The base metal prices on the London Metal Exchange (LME) closed lower on Friday.
The base metals prices fell after U.S. payrolls expanded more than what had forecasted in November, bolstering the case for the Federal Reserve to raise interest rates that may slow economic growth and curb metal demand.
Paul Ashworth, chief U.S. economist of Capital Economics, said the massive 321,000 gain in non-farm payrolls in November, together with the 44,000 upward revision to the two preceding months, bolsters the view that the Fed will begin to hike interest rates as early as March next year.
The U.S. dollar climbed as the positive data from the U.S.. The strengthening U.S. dollars weigh on base metals prices which are dollar-denominated.
The three-month unofficial copper price increased 1 U.S. dollar, or 0.02 percent, to 6,447 U.S. dollars per tonne.
The three-month unofficial aluminium price lost 11 U.S. dollars, or 0.55 percent, to 1,979.5 U.S. dollars a tonne.

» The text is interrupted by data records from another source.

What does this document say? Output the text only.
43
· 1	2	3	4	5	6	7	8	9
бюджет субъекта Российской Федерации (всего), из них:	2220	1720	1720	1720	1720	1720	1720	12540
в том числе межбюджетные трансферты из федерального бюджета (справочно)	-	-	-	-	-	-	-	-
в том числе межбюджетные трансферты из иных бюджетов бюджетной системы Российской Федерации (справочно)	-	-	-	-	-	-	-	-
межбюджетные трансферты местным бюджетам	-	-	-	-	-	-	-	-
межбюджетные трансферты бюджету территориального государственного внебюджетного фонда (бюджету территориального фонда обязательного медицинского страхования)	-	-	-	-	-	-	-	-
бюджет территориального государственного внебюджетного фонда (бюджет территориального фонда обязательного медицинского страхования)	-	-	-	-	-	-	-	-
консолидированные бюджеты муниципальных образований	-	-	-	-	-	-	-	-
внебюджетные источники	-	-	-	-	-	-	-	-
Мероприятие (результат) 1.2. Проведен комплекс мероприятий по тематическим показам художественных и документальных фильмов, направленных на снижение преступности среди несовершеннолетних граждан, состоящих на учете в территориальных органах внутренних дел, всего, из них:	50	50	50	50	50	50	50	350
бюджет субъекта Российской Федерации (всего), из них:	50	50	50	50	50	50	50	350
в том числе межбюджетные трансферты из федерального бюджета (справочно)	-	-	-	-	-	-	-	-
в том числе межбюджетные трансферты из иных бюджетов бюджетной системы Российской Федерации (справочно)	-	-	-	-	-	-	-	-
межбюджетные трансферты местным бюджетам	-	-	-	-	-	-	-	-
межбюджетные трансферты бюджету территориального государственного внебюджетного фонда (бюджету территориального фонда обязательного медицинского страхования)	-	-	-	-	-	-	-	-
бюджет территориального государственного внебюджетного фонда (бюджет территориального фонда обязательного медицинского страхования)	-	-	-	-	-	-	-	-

The three-month unofficial lead price lost 3 U.S. dollars, or 0.15 percent, to 2,033 U.S. dollars a tonne.
Besides, the three-month unofficial zinc price lost 2.5 U.S. dollars, or 0.11 percent, to 2,239 U.S. dollars a tonne.
The three-month unofficial nickel price lost 112.5 U.S. dollars, or 0.66 percent, to 16,962.5 U.S. dollars a tonne.
The three-month unofficial tin price lost 162.5 U.S. dollars, or 0.80 percent, to 20,237.5 U.S. dollars a tonne.